Para isso, precisava manter sua identidade em segredo e as ligações teriam de ser editadas para soarem mais dramáticas antes de serem postadas.

Ao procurar os administradores do Granskning Sverige, a BBC recebeu o retorno de Erik Johannson.

Na conversa, Johannson - que por sinal não é seu nome verdadeiro - insistiu que o que faz não é diferente das técnicas secretas de gravação usadas por jornalistas tradicionais quando seus pedidos de entrevista são rejeitados.

Ele acredita não estar fazendo nada de errado, simplesmente tentando convencer a mídia e outros a apresentar uma visão mais balanceada da Suécia moderna.
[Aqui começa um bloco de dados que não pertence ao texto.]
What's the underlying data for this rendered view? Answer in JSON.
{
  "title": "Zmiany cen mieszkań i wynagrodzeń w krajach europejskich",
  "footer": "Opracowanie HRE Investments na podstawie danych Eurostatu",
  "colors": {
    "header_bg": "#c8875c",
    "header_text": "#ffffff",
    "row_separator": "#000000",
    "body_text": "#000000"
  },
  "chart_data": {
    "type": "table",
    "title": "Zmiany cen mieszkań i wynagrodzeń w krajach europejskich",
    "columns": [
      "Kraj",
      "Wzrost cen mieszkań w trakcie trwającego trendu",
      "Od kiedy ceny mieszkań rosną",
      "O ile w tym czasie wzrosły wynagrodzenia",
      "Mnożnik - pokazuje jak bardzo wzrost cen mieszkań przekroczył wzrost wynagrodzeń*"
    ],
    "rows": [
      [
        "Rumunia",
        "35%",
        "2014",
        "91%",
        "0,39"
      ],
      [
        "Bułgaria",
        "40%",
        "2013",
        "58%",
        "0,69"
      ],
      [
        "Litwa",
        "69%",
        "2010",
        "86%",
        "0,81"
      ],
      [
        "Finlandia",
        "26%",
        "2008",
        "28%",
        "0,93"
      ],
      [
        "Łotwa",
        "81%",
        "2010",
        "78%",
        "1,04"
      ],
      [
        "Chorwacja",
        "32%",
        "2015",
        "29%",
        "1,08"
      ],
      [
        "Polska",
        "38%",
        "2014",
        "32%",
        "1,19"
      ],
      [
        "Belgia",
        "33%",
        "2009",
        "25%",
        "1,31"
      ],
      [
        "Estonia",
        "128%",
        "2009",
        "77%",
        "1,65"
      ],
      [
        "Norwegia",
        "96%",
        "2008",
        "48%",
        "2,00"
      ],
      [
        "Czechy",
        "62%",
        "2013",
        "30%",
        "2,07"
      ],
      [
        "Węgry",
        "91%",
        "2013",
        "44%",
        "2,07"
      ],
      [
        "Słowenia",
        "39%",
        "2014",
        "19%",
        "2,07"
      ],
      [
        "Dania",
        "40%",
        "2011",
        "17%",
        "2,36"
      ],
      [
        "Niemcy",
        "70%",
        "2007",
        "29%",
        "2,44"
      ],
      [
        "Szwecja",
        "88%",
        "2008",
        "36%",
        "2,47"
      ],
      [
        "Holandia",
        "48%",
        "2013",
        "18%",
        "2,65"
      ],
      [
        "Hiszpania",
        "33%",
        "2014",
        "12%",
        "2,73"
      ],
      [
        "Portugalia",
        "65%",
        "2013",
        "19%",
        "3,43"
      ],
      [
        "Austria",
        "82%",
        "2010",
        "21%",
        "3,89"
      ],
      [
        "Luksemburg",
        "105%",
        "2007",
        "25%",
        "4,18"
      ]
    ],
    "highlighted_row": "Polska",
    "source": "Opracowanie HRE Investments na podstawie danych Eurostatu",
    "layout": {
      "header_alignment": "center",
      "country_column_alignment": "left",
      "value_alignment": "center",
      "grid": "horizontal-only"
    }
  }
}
Mas para Mathias Stahle, "o que eles fazem é assustador, porque obviamente eles têm uma agenda política que querem comunicar para o resto do mundo ao fazer essas entrevistas falsas".

Acadêmicos na mira

E não são apenas jornalistas que recebem essas ligações clandestinas.

Martin Kragh, do Instituto Sueco de Relações Internacionais, publicou em janeiro um artigo argumentando que a Rússia estava envolvida numa campanha de desinformação com o objetivo de influenciar a relação da Suécia com a Otan (Organização do Tratado do Atlântico Norte).

O texto foi bem recebido por acadêmicos e coincide com o ponto de vista de muitos especialistas ocidentais de segurança. Mas também recebeu uma reação furiosa de pessoas afirmando que era Kragh quem espalhava desinformação.

"Nas últimas seis semanas, tenho sido assediado e ameaçado", diz ele. "Houve um ataque cibernético e uma disseminação de desinformação. Se você busca meu nome do Google, vai encontrar coisas terríveis que escreveram sobre mim."

Nos dias após a publicação do artigo, Martin foi bombardeado por ligações.

"Um indivíduo liga repetidamente, sem revelar nome e usando números secretos de telefone. Depois ele edita a ligação de uma forma que você não tem controle sobre isso", conta.

"Ele também vai ligar para seus colegas para ter informações pessoais suas", acrescenta. "Isso de forma alguma é um comportamento normal de um jornalista."

Em sua entrevista para Mathias, Erik Johannson nega que o site tenha o objetivo de intimidar as pessoas e diz acreditar estar prestando um importante serviço ao oferecer um ponto de vista alternativo àquele da mídia tradicional.

Mas Johansson não pode mais fazer isso anonimamente.

Recentemente, o jornal sueco "Expressen" revelou seu nome verdadeiro: Fabian Fjalling, de 48 anos, morador de um distrito de 10 mil habitantes chamado Torslanda, localizado próximo a Gotemburgo.